Als es 2016 zunehmend schwerer wurde, die Asylbewerber unterzubringen, beschloss die Stadt einen Neubau in der Böhlstraße. Das Gelände war im Flächennutzungsplan überhaupt nicht als Baufläche ausgewiesen. Um die damals große Anzahl an Zuwanderern unterbringen zu können, durften Kommunen aber davon abweichen.
Für kinderreiche Familien
Das Objekt mit 38 Wohnungen soll bis zu 200 Asylbewerber aufnehmen und ist von seinem Zuschnitt her speziell geplant für kinderreiche Familie. In der Regel leben diese in Wohnungen, die die Stadt auf dem freien Markt mietet.
Baubeginn für das Gebäude war im Oktober 2017. Ursprünglich sollte es spätestens Mitte 2019 bezugsfertig sein.
Mehrkosten ungewiss
Dass die Arbeiten ins Stocken geraten sind, hängt mit den Putz- und Stuckarbeiten für die Außenfassade zusammen. Die Experten der Bauabteilung monierten eine nicht fachgerechte Ausführung. „Der Firma wurden gemäß Vergabe- und Vertragsordnung Fristen zur Beseitigung der Mängel sowie zur Fertigstellung der Arbeiten gesetzt“, heißt es auf Anfrage bei der Pressestelle der Stadt. Weil die Fristsetzung dann ohne ein Ergebnis blieb, habe die Stadt den Vertrag gekündigt und die Restarbeiten neu ausschreiben müssen. Ein neues Unternehmen, das die Arbeiten ausführe, sei bereits gefunden. Das Rechtsamt prüfe derweil juristische Schritte gegen die in der Kritik stehende Firma.

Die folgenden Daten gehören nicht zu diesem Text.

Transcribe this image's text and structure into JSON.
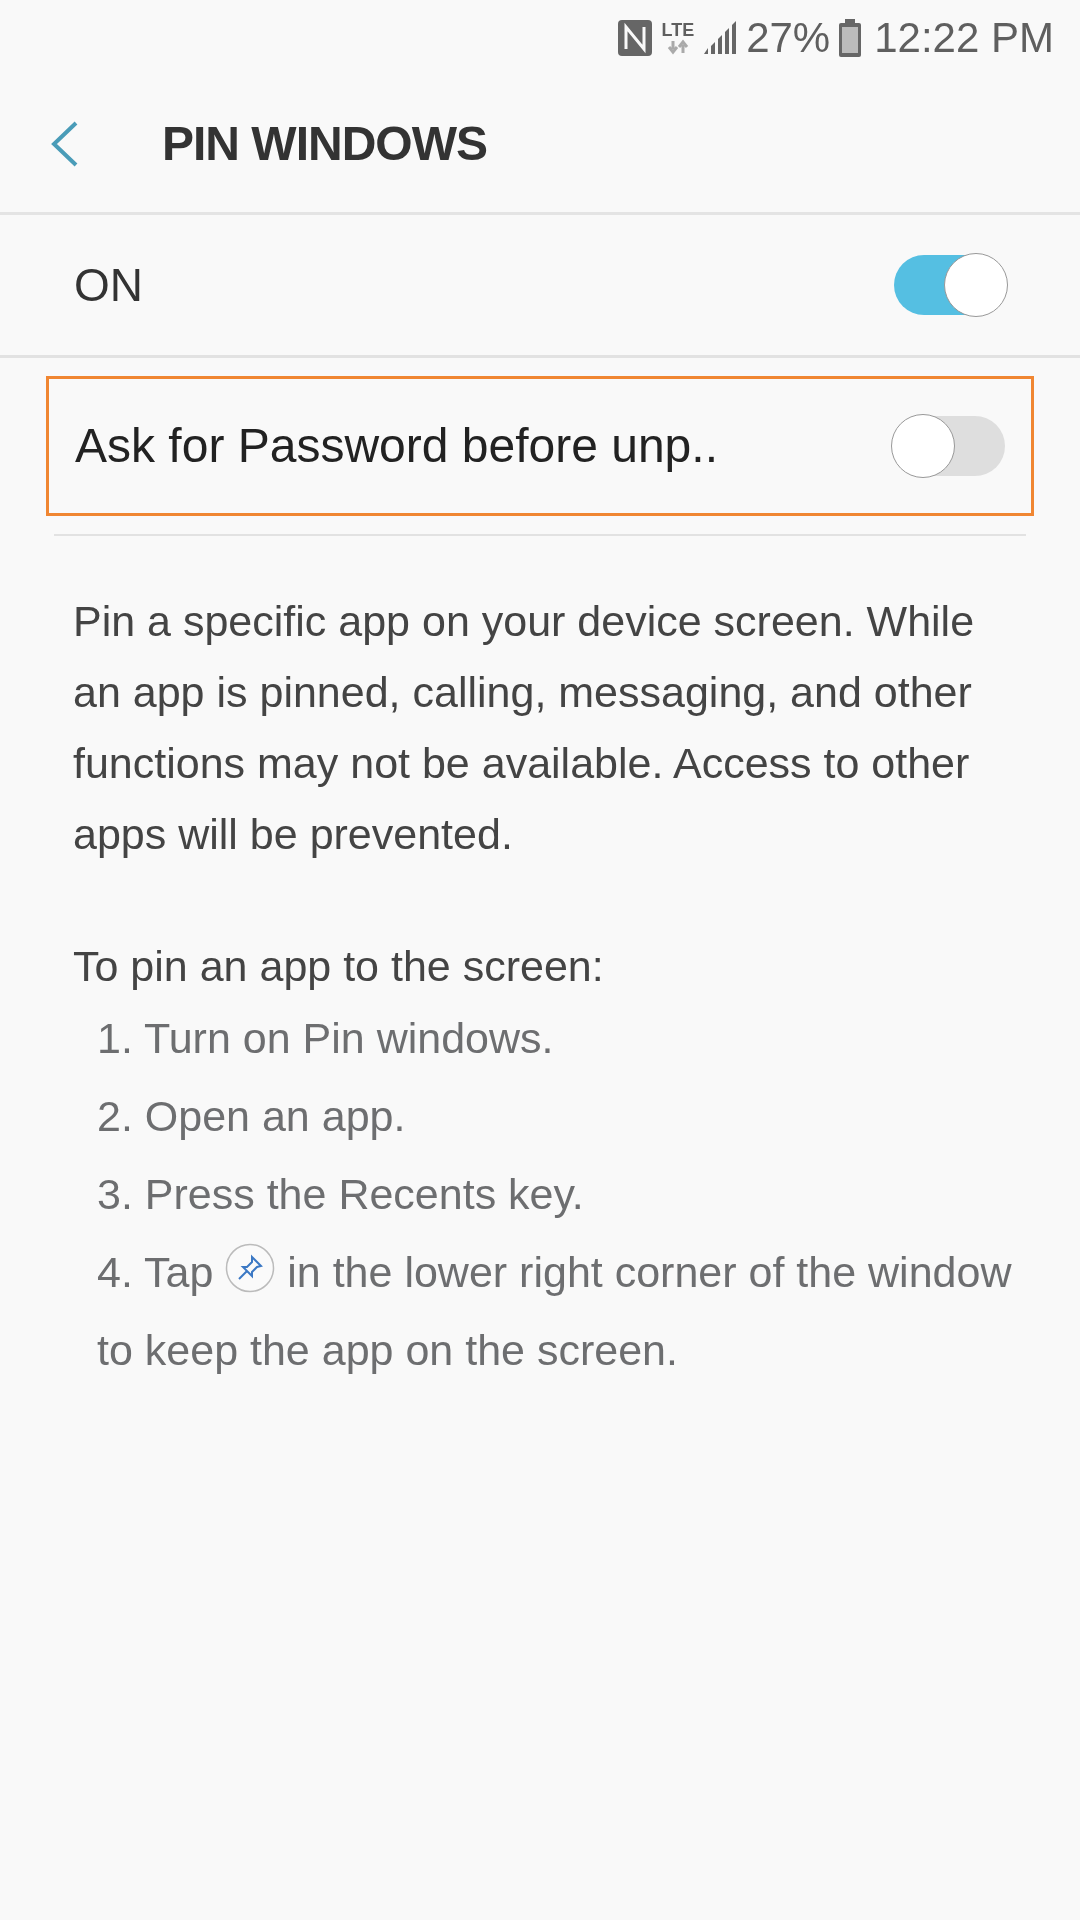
{
  "status_bar": {
    "network": "LTE",
    "battery": "27%",
    "time": "12:22 PM"
  },
  "header": {
    "title": "PIN WINDOWS"
  },
  "master_switch": {
    "label": "ON",
    "on": true
  },
  "settings": [
    {
      "label": "Ask for Password before unp..",
      "on": false,
      "highlighted": true
    }
  ],
  "description": "Pin a specific app on your device screen. While an app is pinned, calling, messaging, and other functions may not be available. Access to other apps will be prevented.",
  "steps_heading": "To pin an app to the screen:",
  "steps": [
    {
      "number": "1.",
      "text": "Turn on Pin windows."
    },
    {
      "number": "2.",
      "text": "Open an app."
    },
    {
      "number": "3.",
      "text": "Press the Recents key."
    },
    {
      "number": "4.",
      "text": "Tap",
      "text_after": "in the lower right corner of the window to keep the app on the screen.",
      "kind": "icon"
    }
  ]
}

Ursprünglich waren für das Gebäude 5,2 Millionen Euro eingeplant. Nach Angaben des Gebäudemanagements komme es nun zu Mehrkosten, deren Höhe derzeit noch ungewiss sei.
Einzug im September
„Einzug soll nun im September 2020 sein, auch wenn zu dem Zeitpunkt die Pflanz- und Rasenarbeiten noch nicht abgeschlossen sind“, erklärt Stadtsprecherin Aline-Kristin Großstück. Die Arbeiten für die Außenanlage sollen Ende Juni beginnen.
Derzeit sind 320 geflüchtete Menschen durch die Stadt in Wohnungen oder Gemeinschaftsunterkünften untergebracht. Mietverträge seien noch keine gekündigt, weshalb die Abteilung keine Eile oder Notlage sehe.